- Approximate surface projection on oceans of fracture zones is shown. Key: Fracture zones ; Probable extension of Fracture zones ; Fracture zone of relevance to article ; Probable extension relevant to article ; Mid-oceanic ridges ; Sea ; Land ; Clicking on the rectangle icon enables full window and mouse-over with text detail.;
- Balleny fracture zone Location within Antarctica
- Coordinates: 62°S 156°E﻿ / ﻿62°S 156°E
- Water bodies: Southern Ocean
- Etymology: Balleny Islands

= Balleny fracture zone =

Fracture zone in the Southern Ocean

The Balleny fracture zone is a fracture zone about 1700 km long in the Southern Ocean that extends south towards the Balleny Islands. Related areas extending to the south past the Balleny Islands and towards northern Victoria Land and the Ross Sea are potentially tectonically active. The name was approved by the Advisory Committee for Undersea Features in December 1971.

== Tectonics ==
The Balleny fracture zone is the first defined fracture zone to the east of the current large plate boundary of the Antarctic and Pacific plates and their Macquarie triple junction with the Australian plate. Its northern end is near the South Tasman Rise and it extends at least to the Balleny islands, with some acaedemic sources mapping it to the Ross Sea. Recent marine survey data raise the possibility that there is a intraplate continuation of the Balleny Fracture Zone as a deformation zone in the offshore area of northern Victoria Land with reactivation of the former plate boundary. There is other evidence that the continuation of the Balleny fracture zone past the Balleny Islands is inactive and does not reach the Ross Sea.

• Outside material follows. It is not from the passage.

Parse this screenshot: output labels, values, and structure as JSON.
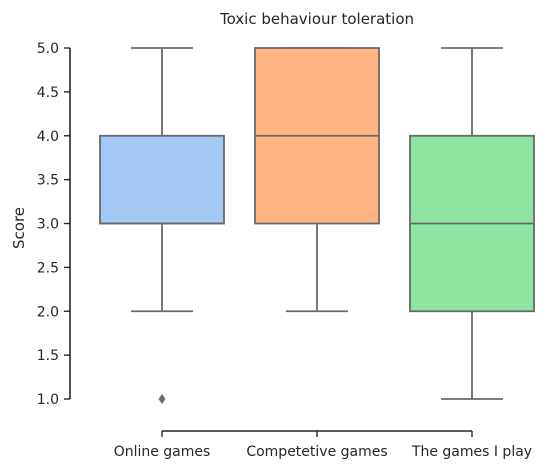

The currently seismically active area between the Bellemy Islands, the Ross Sea and northern Victoria Land is exceptional for an intraplate active area as it was host to the large 1998 Balleny Islands earthquake which has had a long standing debate as to whether it had tectonic or deglaciation as its triggering mechanism. There is a still active Balleny volcanic province associated with the seismically active area.